I don’t know why, but I remember feeling that something was wrong. And I knew, deep inside, that I had to return to the sacred grove. There was no guard at the palace gate then. Tyndareus never feared intruders. The plain was broader than I remembered it. Crossing it alone seemed to take so much longer. I had to shield my eyes from the sun to keep from squinting, and I tripped and stumbled on a rock, tumbling facedown into the dry grass. It scratched my cheeks, as though I were giving a dutiful kiss to Tyndareus through the prickles of his beard. When I reached the poplars, I tried to remember which path we had taken the day before to get to the little temple, then chose the one that looked most worn.
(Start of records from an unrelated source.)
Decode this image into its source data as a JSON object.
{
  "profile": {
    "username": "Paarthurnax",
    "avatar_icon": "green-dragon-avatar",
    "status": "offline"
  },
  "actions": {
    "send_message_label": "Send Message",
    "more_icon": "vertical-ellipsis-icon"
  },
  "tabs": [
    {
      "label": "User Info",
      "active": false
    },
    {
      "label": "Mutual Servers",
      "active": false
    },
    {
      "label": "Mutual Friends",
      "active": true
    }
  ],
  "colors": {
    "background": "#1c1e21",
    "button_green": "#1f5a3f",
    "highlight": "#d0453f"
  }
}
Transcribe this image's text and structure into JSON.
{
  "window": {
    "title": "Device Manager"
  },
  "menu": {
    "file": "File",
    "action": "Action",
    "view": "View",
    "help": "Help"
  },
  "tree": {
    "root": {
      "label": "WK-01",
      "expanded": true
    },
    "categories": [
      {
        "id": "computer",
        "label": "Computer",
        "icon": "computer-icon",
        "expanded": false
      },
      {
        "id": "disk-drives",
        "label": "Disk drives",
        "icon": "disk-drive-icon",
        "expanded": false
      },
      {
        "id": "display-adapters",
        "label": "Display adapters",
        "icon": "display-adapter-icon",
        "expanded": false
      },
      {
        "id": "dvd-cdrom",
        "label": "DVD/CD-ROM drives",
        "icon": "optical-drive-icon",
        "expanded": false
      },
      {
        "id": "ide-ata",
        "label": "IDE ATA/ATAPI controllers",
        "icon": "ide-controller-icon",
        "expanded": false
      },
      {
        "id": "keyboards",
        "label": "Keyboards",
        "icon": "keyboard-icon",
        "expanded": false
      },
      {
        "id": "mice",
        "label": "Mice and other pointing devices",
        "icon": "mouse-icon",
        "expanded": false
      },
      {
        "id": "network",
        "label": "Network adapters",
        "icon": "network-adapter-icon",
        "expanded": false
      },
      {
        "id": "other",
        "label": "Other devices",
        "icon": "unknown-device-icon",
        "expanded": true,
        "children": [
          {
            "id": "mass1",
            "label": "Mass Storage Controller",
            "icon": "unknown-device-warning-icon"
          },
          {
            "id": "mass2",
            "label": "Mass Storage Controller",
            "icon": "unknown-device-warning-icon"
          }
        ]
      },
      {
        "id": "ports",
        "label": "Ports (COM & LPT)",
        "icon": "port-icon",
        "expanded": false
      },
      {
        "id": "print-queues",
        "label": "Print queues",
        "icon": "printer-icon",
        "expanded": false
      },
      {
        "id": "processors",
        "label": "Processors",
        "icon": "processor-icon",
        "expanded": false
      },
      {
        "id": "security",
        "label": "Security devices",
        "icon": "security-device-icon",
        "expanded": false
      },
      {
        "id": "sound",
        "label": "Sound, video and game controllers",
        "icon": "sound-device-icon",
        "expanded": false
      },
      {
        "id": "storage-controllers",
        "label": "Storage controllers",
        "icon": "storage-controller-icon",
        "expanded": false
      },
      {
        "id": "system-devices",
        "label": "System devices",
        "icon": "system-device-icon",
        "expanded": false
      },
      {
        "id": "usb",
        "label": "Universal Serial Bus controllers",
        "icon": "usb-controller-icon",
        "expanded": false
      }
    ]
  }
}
The wind sang a sad song through the trees, which sighed their response and inclined their bodies in acknowledgment of the music. I came upon the ruins, but saw no sign of my mother. “Mitera!” I called, and when I received a reply, I looked up to seek its source. In the same instant that I realized that what I had heard was my own echoing voice, I glimpsed my mother’s sandal floating above my head.
A gasp broke unbidden from my lips as my eyes trailed the slender length of her body, past her long slim legs, her narrow waist, the breasts that gave me suck when the wet nurse refused to give her nipples to Leda’s bastard child, to the soft gray veil that formed a silken noose around her swanlike neck.